HR & Management
Private equity investors ditch portfolio company CEOs in span of two years
3 min read
17 May 2017
New research by Alix Partners sought to identify why, as of late, private equity businesses are getting rid of portfolio company CEOs within two years.
Investors told Alix Partners there was a 73 per cent chance portfolio company CEOs would be replaced during the investment life cycle, with 58 per cent being sacked within two years.
Market conditions, it seems, “are forcing private equity (PE) firms to hold investments longer than ever”, and as a result, executives have been searching for new ways to drive growth. This often means taking the company into a different direction – and unfortunately a belief that portfolio company CEOs aren’t up for the challenge runs rampant in the PE community.

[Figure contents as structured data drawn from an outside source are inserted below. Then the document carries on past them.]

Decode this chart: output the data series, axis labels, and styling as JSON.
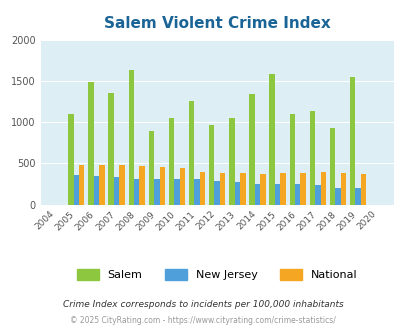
{
  "title": "Salem Violent Crime Index",
  "years": [
    2004,
    2005,
    2006,
    2007,
    2008,
    2009,
    2010,
    2011,
    2012,
    2013,
    2014,
    2015,
    2016,
    2017,
    2018,
    2019,
    2020
  ],
  "salem": [
    0,
    1100,
    1490,
    1350,
    1630,
    890,
    1050,
    1250,
    960,
    1050,
    1340,
    1580,
    1100,
    1140,
    930,
    1550,
    0
  ],
  "new_jersey": [
    0,
    355,
    350,
    330,
    315,
    305,
    305,
    305,
    285,
    280,
    255,
    255,
    245,
    240,
    200,
    200,
    0
  ],
  "national": [
    0,
    475,
    480,
    480,
    470,
    450,
    440,
    390,
    380,
    380,
    375,
    380,
    385,
    395,
    385,
    375,
    0
  ],
  "salem_color": "#8dc63f",
  "nj_color": "#4f9fda",
  "nat_color": "#f5a623",
  "bg_color": "#ddeef5",
  "ylim": [
    0,
    2000
  ],
  "yticks": [
    0,
    500,
    1000,
    1500,
    2000
  ],
  "xlabel": "",
  "ylabel": "",
  "legend_labels": [
    "Salem",
    "New Jersey",
    "National"
  ],
  "footnote1": "Crime Index corresponds to incidents per 100,000 inhabitants",
  "footnote2": "© 2025 CityRating.com - https://www.cityrating.com/crime-statistics/",
  "title_color": "#1a6496",
  "footnote1_color": "#333333",
  "footnote2_color": "#999999"
}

“This response highlights the importance of accurately assessing a CEO’s suitability and fit for the future role,” the research maintained. “For example, does the CEO have the capabilities, motivation, and knowledge needed to implement the new strategy? And can those qualities be developed within a reasonable time frame?”

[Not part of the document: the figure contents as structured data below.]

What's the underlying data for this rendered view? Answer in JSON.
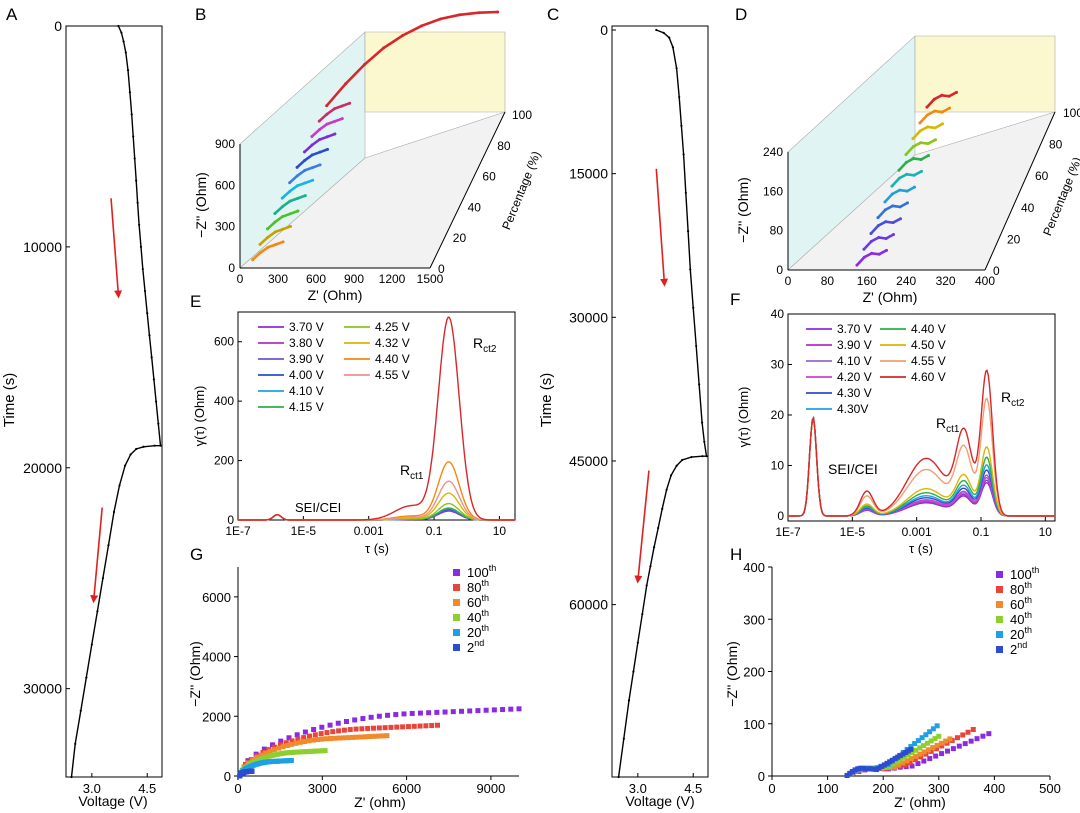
{
  "panels": {
    "A": {
      "letter": "A",
      "xlabel": "Voltage (V)",
      "ylabel": "Time (s)",
      "xticks": [
        "3.0",
        "4.5"
      ],
      "yticks": [
        0,
        10000,
        20000,
        30000
      ]
    },
    "B": {
      "letter": "B",
      "xlabel": "Z' (Ohm)",
      "ylabel": "−Z'' (Ohm)",
      "zlabel": "Percentage (%)",
      "xticks": [
        0,
        300,
        600,
        900,
        1200,
        1500
      ],
      "yticks": [
        0,
        300,
        600,
        900
      ],
      "pticks": [
        0,
        20,
        40,
        60,
        80,
        100
      ]
    },
    "C": {
      "letter": "C",
      "xlabel": "Voltage (V)",
      "ylabel": "Time (s)",
      "xticks": [
        "3.0",
        "4.5"
      ],
      "yticks": [
        0,
        15000,
        30000,
        45000,
        60000
      ]
    },
    "D": {
      "letter": "D",
      "xlabel": "Z' (Ohm)",
      "ylabel": "−Z'' (Ohm)",
      "zlabel": "Percentage (%)",
      "xticks": [
        0,
        80,
        160,
        240,
        320,
        400
      ],
      "yticks": [
        0,
        80,
        160,
        240
      ],
      "pticks": [
        0,
        20,
        40,
        60,
        80,
        100
      ]
    },
    "E": {
      "letter": "E",
      "xlabel": "τ (s)",
      "ylabel": "γ(τ) (Ohm)",
      "xticks": [
        "1E-7",
        "1E-5",
        "0.001",
        "0.1",
        "10"
      ],
      "yticks": [
        0,
        200,
        400,
        600
      ],
      "ann_sei": "SEI/CEI",
      "ann_r1": "R",
      "ann_r1_sub": "ct1",
      "ann_r2": "R",
      "ann_r2_sub": "ct2"
    },
    "F": {
      "letter": "F",
      "xlabel": "τ (s)",
      "ylabel": "γ(τ) (Ohm)",
      "xticks": [
        "1E-7",
        "1E-5",
        "0.001",
        "0.1",
        "10"
      ],
      "yticks": [
        0,
        10,
        20,
        30,
        40
      ],
      "ann_sei": "SEI/CEI",
      "ann_r1": "R",
      "ann_r1_sub": "ct1",
      "ann_r2": "R",
      "ann_r2_sub": "ct2"
    },
    "G": {
      "letter": "G",
      "xlabel": "Z' (ohm)",
      "ylabel": "−Z'' (Ohm)",
      "xticks": [
        0,
        3000,
        6000,
        9000
      ],
      "yticks": [
        0,
        2000,
        4000,
        6000
      ]
    },
    "H": {
      "letter": "H",
      "xlabel": "Z' (ohm)",
      "ylabel": "−Z'' (Ohm)",
      "xticks": [
        0,
        100,
        200,
        300,
        400,
        500
      ],
      "yticks": [
        0,
        100,
        200,
        300,
        400
      ]
    }
  },
  "chart_data": [
    {
      "id": "A",
      "type": "line",
      "xlabel": "Voltage (V)",
      "ylabel": "Time (s)",
      "xlim": [
        2.3,
        4.9
      ],
      "ylim": [
        0,
        34000
      ],
      "y_inverted": true,
      "series": [
        {
          "color": "#000000",
          "x": [
            3.72,
            3.8,
            3.86,
            3.92,
            3.98,
            4.03,
            4.08,
            4.12,
            4.16,
            4.2,
            4.24,
            4.28,
            4.33,
            4.38,
            4.44,
            4.5,
            4.56,
            4.62,
            4.68,
            4.74,
            4.8,
            4.86,
            4.7,
            4.4,
            4.2,
            4.05,
            3.9,
            3.75,
            3.6,
            3.45,
            3.3,
            3.15,
            3.0,
            2.85,
            2.7,
            2.55,
            2.45
          ],
          "y": [
            0,
            300,
            700,
            1200,
            2000,
            3000,
            4000,
            5000,
            6000,
            7000,
            8000,
            9000,
            10000,
            11000,
            12000,
            13000,
            14000,
            15000,
            16000,
            17000,
            18000,
            19000,
            19000,
            19050,
            19150,
            19400,
            19900,
            20800,
            22000,
            23500,
            25000,
            26500,
            28000,
            29500,
            31000,
            32500,
            34000
          ]
        }
      ],
      "arrows": [
        {
          "from": [
            3.52,
            7800
          ],
          "to": [
            3.72,
            12200
          ]
        },
        {
          "from": [
            3.28,
            21800
          ],
          "to": [
            3.05,
            26000
          ]
        }
      ]
    },
    {
      "id": "C",
      "type": "line",
      "xlabel": "Voltage (V)",
      "ylabel": "Time (s)",
      "xlim": [
        2.3,
        4.9
      ],
      "ylim": [
        0,
        78000
      ],
      "y_inverted": true,
      "series": [
        {
          "color": "#000000",
          "x": [
            3.5,
            3.7,
            3.85,
            3.95,
            4.05,
            4.12,
            4.18,
            4.24,
            4.3,
            4.36,
            4.42,
            4.5,
            4.58,
            4.66,
            4.74,
            4.8,
            4.86,
            4.75,
            4.45,
            4.2,
            4.05,
            3.9,
            3.78,
            3.66,
            3.55,
            3.44,
            3.34,
            3.24,
            3.12,
            3.0,
            2.88,
            2.76,
            2.62,
            2.48
          ],
          "y": [
            0,
            300,
            800,
            1800,
            4000,
            7000,
            10000,
            13000,
            17000,
            21000,
            25000,
            29000,
            33000,
            37000,
            41000,
            43000,
            44500,
            44500,
            44600,
            44900,
            45500,
            46500,
            48000,
            50000,
            52000,
            54000,
            56000,
            58000,
            61000,
            64000,
            67000,
            70000,
            74000,
            78000
          ]
        }
      ],
      "arrows": [
        {
          "from": [
            3.5,
            14500
          ],
          "to": [
            3.72,
            26500
          ]
        },
        {
          "from": [
            3.3,
            46000
          ],
          "to": [
            3.0,
            57500
          ]
        }
      ]
    },
    {
      "id": "B",
      "type": "scatter",
      "xlabel": "Z' (Ohm)",
      "ylabel": "−Z'' (Ohm)",
      "zlabel": "Percentage (%)",
      "xlim": [
        0,
        1500
      ],
      "ylim": [
        0,
        900
      ],
      "plim": [
        0,
        100
      ],
      "series": [
        {
          "percentage": 0,
          "color": "#f08a10",
          "x": [
            100,
            160,
            220,
            280,
            340
          ],
          "y": [
            60,
            110,
            150,
            170,
            190
          ]
        },
        {
          "percentage": 10,
          "color": "#c8a000",
          "x": [
            100,
            160,
            220,
            280,
            340
          ],
          "y": [
            60,
            110,
            150,
            170,
            190
          ]
        },
        {
          "percentage": 20,
          "color": "#4fbf2a",
          "x": [
            100,
            160,
            220,
            280,
            340
          ],
          "y": [
            60,
            110,
            150,
            170,
            190
          ]
        },
        {
          "percentage": 30,
          "color": "#1ab08a",
          "x": [
            100,
            160,
            220,
            280,
            340
          ],
          "y": [
            60,
            110,
            150,
            170,
            190
          ]
        },
        {
          "percentage": 40,
          "color": "#15b5e6",
          "x": [
            100,
            160,
            220,
            280,
            340
          ],
          "y": [
            60,
            110,
            150,
            170,
            190
          ]
        },
        {
          "percentage": 50,
          "color": "#3e7de0",
          "x": [
            100,
            160,
            220,
            280,
            340
          ],
          "y": [
            60,
            110,
            150,
            170,
            190
          ]
        },
        {
          "percentage": 60,
          "color": "#2d4ccf",
          "x": [
            100,
            160,
            220,
            280,
            340
          ],
          "y": [
            60,
            110,
            150,
            170,
            190
          ]
        },
        {
          "percentage": 70,
          "color": "#7a2fd6",
          "x": [
            100,
            160,
            220,
            280,
            340
          ],
          "y": [
            60,
            110,
            150,
            170,
            190
          ]
        },
        {
          "percentage": 80,
          "color": "#c53cc7",
          "x": [
            100,
            160,
            220,
            280,
            340
          ],
          "y": [
            60,
            110,
            150,
            170,
            190
          ]
        },
        {
          "percentage": 90,
          "color": "#c92c6a",
          "x": [
            100,
            160,
            220,
            280,
            340
          ],
          "y": [
            60,
            110,
            150,
            170,
            190
          ]
        },
        {
          "percentage": 100,
          "color": "#d8262a",
          "x": [
            100,
            250,
            400,
            550,
            700,
            850,
            1000,
            1150,
            1300,
            1450
          ],
          "y": [
            60,
            220,
            360,
            480,
            570,
            640,
            690,
            720,
            735,
            740
          ]
        }
      ]
    },
    {
      "id": "D",
      "type": "scatter",
      "xlabel": "Z' (Ohm)",
      "ylabel": "−Z'' (Ohm)",
      "zlabel": "Percentage (%)",
      "xlim": [
        0,
        400
      ],
      "ylim": [
        0,
        240
      ],
      "plim": [
        0,
        100
      ],
      "series": [
        {
          "percentage": 0,
          "color": "#8a2be2",
          "x": [
            140,
            155,
            170,
            185,
            200
          ],
          "y": [
            10,
            26,
            34,
            32,
            40
          ]
        },
        {
          "percentage": 10,
          "color": "#6a3be0",
          "x": [
            140,
            155,
            170,
            185,
            200
          ],
          "y": [
            10,
            26,
            34,
            32,
            40
          ]
        },
        {
          "percentage": 20,
          "color": "#4b4fd8",
          "x": [
            140,
            155,
            170,
            185,
            200
          ],
          "y": [
            10,
            26,
            34,
            32,
            40
          ]
        },
        {
          "percentage": 30,
          "color": "#2f73d8",
          "x": [
            140,
            155,
            170,
            185,
            200
          ],
          "y": [
            10,
            26,
            34,
            32,
            40
          ]
        },
        {
          "percentage": 40,
          "color": "#1fa0d8",
          "x": [
            140,
            155,
            170,
            185,
            200
          ],
          "y": [
            10,
            26,
            34,
            32,
            40
          ]
        },
        {
          "percentage": 50,
          "color": "#18b5b0",
          "x": [
            140,
            155,
            170,
            185,
            200
          ],
          "y": [
            10,
            26,
            34,
            32,
            40
          ]
        },
        {
          "percentage": 60,
          "color": "#2bb04a",
          "x": [
            140,
            155,
            170,
            185,
            200
          ],
          "y": [
            10,
            26,
            34,
            32,
            40
          ]
        },
        {
          "percentage": 70,
          "color": "#8dc21f",
          "x": [
            140,
            155,
            170,
            185,
            200
          ],
          "y": [
            10,
            26,
            34,
            32,
            40
          ]
        },
        {
          "percentage": 80,
          "color": "#d9b800",
          "x": [
            140,
            155,
            170,
            185,
            200
          ],
          "y": [
            10,
            26,
            34,
            32,
            40
          ]
        },
        {
          "percentage": 90,
          "color": "#f08a10",
          "x": [
            140,
            155,
            170,
            185,
            200
          ],
          "y": [
            10,
            26,
            34,
            32,
            40
          ]
        },
        {
          "percentage": 100,
          "color": "#d8262a",
          "x": [
            140,
            155,
            170,
            185,
            200
          ],
          "y": [
            10,
            26,
            34,
            32,
            40
          ]
        }
      ]
    },
    {
      "id": "E",
      "type": "line",
      "xlabel": "τ (s)",
      "ylabel": "γ(τ) (Ohm)",
      "xscale": "log",
      "xlim": [
        1e-07,
        30
      ],
      "ylim": [
        0,
        700
      ],
      "series": [
        {
          "name": "3.70 V",
          "color": "#8a2be2",
          "peak": 30
        },
        {
          "name": "3.80 V",
          "color": "#b02fc8",
          "peak": 32
        },
        {
          "name": "3.90 V",
          "color": "#6e55d6",
          "peak": 34
        },
        {
          "name": "4.00 V",
          "color": "#2d4ccf",
          "peak": 36
        },
        {
          "name": "4.10 V",
          "color": "#1fa0e6",
          "peak": 38
        },
        {
          "name": "4.15 V",
          "color": "#2bb04a",
          "peak": 40
        },
        {
          "name": "4.25 V",
          "color": "#8dc21f",
          "peak": 55
        },
        {
          "name": "4.32 V",
          "color": "#d9b800",
          "peak": 90
        },
        {
          "name": "4.40 V",
          "color": "#f08a10",
          "peak": 195
        },
        {
          "name": "4.55 V",
          "color": "#f09090",
          "peak": 130
        },
        {
          "color": "#d8262a",
          "peak": 680
        }
      ]
    },
    {
      "id": "F",
      "type": "line",
      "xlabel": "τ (s)",
      "ylabel": "γ(τ) (Ohm)",
      "xscale": "log",
      "xlim": [
        1e-07,
        20
      ],
      "ylim": [
        -1,
        40
      ],
      "series": [
        {
          "name": "3.70 V",
          "color": "#8a2be2",
          "peak": 6.5
        },
        {
          "name": "3.90 V",
          "color": "#b02fc8",
          "peak": 7.0
        },
        {
          "name": "4.10 V",
          "color": "#9966cc",
          "peak": 7.5
        },
        {
          "name": "4.20 V",
          "color": "#d040c8",
          "peak": 8.0
        },
        {
          "name": "4.30 V",
          "color": "#2d4ccf",
          "peak": 9.0
        },
        {
          "name": "4.30V",
          "color": "#1fa0e6",
          "peak": 10.0
        },
        {
          "name": "4.40 V",
          "color": "#2bb04a",
          "peak": 11.5
        },
        {
          "name": "4.50 V",
          "color": "#d9b800",
          "peak": 13.5
        },
        {
          "name": "4.55 V",
          "color": "#f0a070",
          "peak": 23.0
        },
        {
          "name": "4.60 V",
          "color": "#d8262a",
          "peak": 28.5
        }
      ]
    },
    {
      "id": "G",
      "type": "scatter",
      "xlabel": "Z' (ohm)",
      "ylabel": "−Z'' (Ohm)",
      "xlim": [
        0,
        10000
      ],
      "ylim": [
        0,
        7000
      ],
      "series": [
        {
          "name": "100",
          "sup": "th",
          "color": "#8a2be2",
          "xmax": 10000,
          "ymax": 2250
        },
        {
          "name": "80",
          "sup": "th",
          "color": "#e8443a",
          "xmax": 7100,
          "ymax": 1700
        },
        {
          "name": "60",
          "sup": "th",
          "color": "#f08a2a",
          "xmax": 5300,
          "ymax": 1350
        },
        {
          "name": "40",
          "sup": "th",
          "color": "#8dcf2f",
          "xmax": 3100,
          "ymax": 850
        },
        {
          "name": "20",
          "sup": "th",
          "color": "#1fa0e6",
          "xmax": 1900,
          "ymax": 520
        },
        {
          "name": "2",
          "sup": "nd",
          "color": "#2d4ccf",
          "xmax": 500,
          "ymax": 160
        }
      ]
    },
    {
      "id": "H",
      "type": "scatter",
      "xlabel": "Z' (ohm)",
      "ylabel": "−Z'' (Ohm)",
      "xlim": [
        0,
        500
      ],
      "ylim": [
        0,
        400
      ],
      "series": [
        {
          "name": "100",
          "sup": "th",
          "color": "#8a2be2",
          "xmax": 390,
          "ymax": 85
        },
        {
          "name": "80",
          "sup": "th",
          "color": "#e8443a",
          "xmax": 362,
          "ymax": 93
        },
        {
          "name": "60",
          "sup": "th",
          "color": "#f08a2a",
          "xmax": 320,
          "ymax": 75
        },
        {
          "name": "40",
          "sup": "th",
          "color": "#8dcf2f",
          "xmax": 300,
          "ymax": 80
        },
        {
          "name": "20",
          "sup": "th",
          "color": "#1fa0e6",
          "xmax": 297,
          "ymax": 100
        },
        {
          "name": "2",
          "sup": "nd",
          "color": "#2d4ccf",
          "xmax": 250,
          "ymax": 55
        }
      ]
    }
  ]
}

Many feel the answer to both questions is no, citing a failure to deliver results and appease expectations as a primary reason for replacing the head honcho. It echoes findings that, for 78 per cent of investors, the pace of change is the most disputed issue, followed by performance targets.
With these thoughts in mind, PE companies unveiled CEO experience in the PE landscape helped foster a better relationship as they were perceived to be better adapters. That didn’t mean, however, that PE knowledge was the only thing they looked for. Experience in general, no matter the sector, was key. In fact, they prioritised it above short-term PE experience.
PE executives also tend to take into account success records, with 55 per cent looking up whether the candidate in question had faced similar strategic challenges – and pulled through.
The reason why it often took “so long” to gauge the fit of the CEO – that two year marker – was because, according to investors, it’s often hard to measure soft skills, with some qualities being harder to monitor than others. For example, 35 per cent found it difficult to measure leadership skills, with 50 per cent claiming a fit with the company’s culture was hardest to gauge.
Either way, investors wanted to have a lot more conversations. Only three per cent were satisfied with the consistency of their meetings – and perhaps tackling the issue of communication will solve the high turnover rate.
As Alix Partners exclaimed: “There are key areas of chronic misalignment between CEOs and investors. So to drive down disruptive turnover and bolster portfolio company performance, the topic of alignment should be on every investor’s agenda.”